— Par Joël Des Rosiers —
Pour moitié sont morts mes amis.
Je t’en ferai de nouveaux, dit la terre.
Non, rends-les moi, comme ils étaient, plutôt,
Avec leurs fautes et tout le reste, je pleurais.
Sea Canes(1), Dereck Walcott
J’écris cet hommage pour saluer la mémoire de deux penseurs qui viennent de disparaître. Et aussi pour vaincre l’immense peine qui m’étreint chaque fois qu’il y a à l’œuvre le rappel de l’enfance. Je ne raconterai pas ce que je sais de Bernard Labrousse ou de Maximilien Laroche.

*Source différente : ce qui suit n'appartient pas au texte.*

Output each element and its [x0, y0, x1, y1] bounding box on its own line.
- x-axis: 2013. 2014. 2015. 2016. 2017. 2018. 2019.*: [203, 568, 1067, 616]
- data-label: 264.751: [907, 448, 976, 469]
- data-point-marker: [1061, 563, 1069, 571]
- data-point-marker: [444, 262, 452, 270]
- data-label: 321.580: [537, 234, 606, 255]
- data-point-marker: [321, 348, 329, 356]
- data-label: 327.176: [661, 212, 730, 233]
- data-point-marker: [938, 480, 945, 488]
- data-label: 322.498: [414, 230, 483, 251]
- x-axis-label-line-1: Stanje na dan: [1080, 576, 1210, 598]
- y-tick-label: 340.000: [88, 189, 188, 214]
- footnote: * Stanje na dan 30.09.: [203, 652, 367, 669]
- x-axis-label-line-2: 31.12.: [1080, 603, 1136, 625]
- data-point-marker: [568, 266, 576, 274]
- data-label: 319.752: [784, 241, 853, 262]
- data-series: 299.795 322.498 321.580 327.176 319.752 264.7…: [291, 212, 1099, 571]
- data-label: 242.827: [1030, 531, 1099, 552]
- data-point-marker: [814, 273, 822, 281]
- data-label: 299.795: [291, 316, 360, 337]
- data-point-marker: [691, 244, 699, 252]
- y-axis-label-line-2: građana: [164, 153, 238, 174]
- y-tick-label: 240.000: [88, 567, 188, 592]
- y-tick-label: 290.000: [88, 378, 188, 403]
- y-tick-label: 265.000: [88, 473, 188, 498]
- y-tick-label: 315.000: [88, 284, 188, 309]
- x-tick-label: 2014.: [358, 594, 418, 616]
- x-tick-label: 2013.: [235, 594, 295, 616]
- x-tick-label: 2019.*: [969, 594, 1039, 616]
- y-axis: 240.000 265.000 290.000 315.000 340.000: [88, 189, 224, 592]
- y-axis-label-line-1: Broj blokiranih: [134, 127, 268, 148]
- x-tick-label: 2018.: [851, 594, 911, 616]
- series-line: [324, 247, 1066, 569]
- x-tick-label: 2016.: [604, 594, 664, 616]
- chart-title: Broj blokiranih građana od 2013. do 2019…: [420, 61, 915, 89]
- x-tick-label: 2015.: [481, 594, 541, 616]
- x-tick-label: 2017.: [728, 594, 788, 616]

Mais ce que leur disparition laisse en moi d’humanités contuses. Si le premier est de ma génération, cela signifie-t-il que je sois moi-même en sursis et que désormais la mort puisse frapper sans préavis comme un huissier, un de ces jours insaisissables où s’éteint la lumière du jour ? Mon métier m’a appris au cours d’une longue fréquentation à côtoyer la mort, la fin irréfutable tant qu’elle n’est pas encore là, la grande amie, l’ennemie intime. Laroche m’avait dit un jour que les médecins regardent les hommes avec les deux yeux : l’un regarde la vie, l’autre la mort.